Shared Persistent Heap Data Environment Manual
1.1.0
|
SPHDE is composed of two major software layers: The Shared Address Space (SAS) layer provides the basic services for a shared address space and transparent, persistent storage. The Shared Persistent Heap (SPH) layer organizes blocks of SAS storage into useful functions for storing and retrieving data.
The I/O subsystems, memory subsystems, and supporting APIs of current operating systems were designed for an environment of scarcity (limited real memory and virtual address spaces). Modern applications have to deal with increasingly complex data structures whose data needs to be shared among process instances and persist to storage while still being constrained by these APIs and subsystems.
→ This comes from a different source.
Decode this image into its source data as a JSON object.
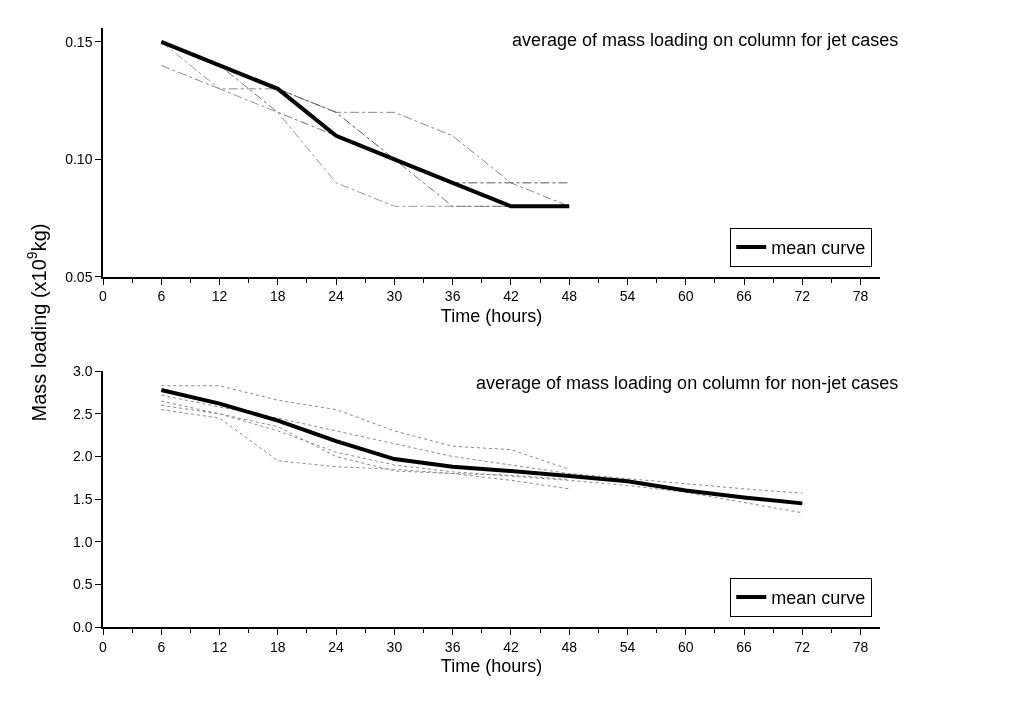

Scarcity forces trade-offs between simplicity and efficiency and complicates programming tasks. This is especially true if these data structures contain internal references (pointers). Traditional file systems and relational databases simply don't handle internal reference persistence well. Data persistence to storage in these systems is not transparent and requires additional layers of software to capture the relationships represented by these references. This adds even more overhead and complexity to programming tasks.
The availability of 64-bit commodity processors, cheap high-density DRAM, and commodity operating systems effectively eliminate the original scarcity. The standard POSIX shared memory APIs (e.g., shmat, shmdt,shmctl, et al.) enable the exploitation of abundant memory, but are still not simple to use. A (relatively thin) API layer is needed to manage shared memory access across a large shared address space in a simple and coherent way.
Creating such an API is the goal of this project. The primary function is to manage backing files and memory map them into the application. For Linux, this allows data to be shared directly in the real pages of the kernel's file cache. Since the files are always mapped at the same virtual address, internal C pointers can be maintained for both inter-process sharing and transparent persistent storage. This easily supports zero-copy sharing and operate-in-place persistence.
The SAS layer manages a region of process address space to provide:
Some additional SAS definitions:
For now, the size and virtual address range of the region is fixed for each platform (somewhere beyond TASK_UNMAPPED_BASE and below the main stack). Blocks are allocated in power-of-2 size and alignment from within the region.
Backing storage (files) are allocated in power-of-2 sizes called segments. Segments must be smaller in size than the region and usually larger than blocks. Segments don't necessarily have anything to do with any notion of hardware segmentation, but it may be useful if the size/alignment of SAS segments match the underlying hardware.
A simple example of using SPHDE:
By default the region's path name is either "." or the current directory. The region name can be overridden by setting the "SASSTOREPATH" environment variable, or using the SASJoinRegionByName() function. The "region" name is the path to a directory where the SAS/SPH backing files will be created.
Processes that join with the same region name will share the region and all of its (allocated) storage. All processes that share a region can allocate, deallocate, reference and update blocks (normal C pointer semantics) within the region.
Processes that use a different region name are independent from any other region and only see the region that they have joined. There is no limit to the number of independent regions per process other than those imposed by the file system. Normal file access rules apply. Any process that does not have read/write authority to the region's directory or files can not join the region or access the data.
Once a block is allocated it is backed with file storage, and implicitly mmaped for transparent storage persistence and sharing between processes. The block will always be mapped at the same virtual address each time it is loaded and for each sharing process. This allows complex pointer based data structures to be stored, persisted, and shared without additional effort (the pointers are context independent).
A lock manager is provides so utilities and cooperating processes can synchronize their activities. Locks are "keyed" by virtual addresses which are normally the address of some interesting shared data structure or " utility" object.
Currently the lock manager supports (shared) SasUserLock__READ and (exclusive) SasUserLock__WRITE locks. The intent is to add other lock types as needed. For example, the index utility could use an "INTENT" lock (which allows multiple READ locks but is exclusive with other INTENT and WRITE lock) which is upgradeable to a WRITE lock.
A simple pointer is sufficient to anchor a linked list or quadÂtree etc., but not very user friendly. SPHDE provides a number of utility objects. Utility objects use blocks of storage to provide higher level functions. An application could create a SASStringBTree_t or SPHContext_t and store its pointer in the finder as in the following example:
Utility objects like Context, Index, and StringBTree can be used to create directories or index large arrays of data structures for search. The Context is a combination of a StringBTree and a Index. It allows any object (address) to have a symbolic name (or names). It also provides the reverse mapping, from address to name(s).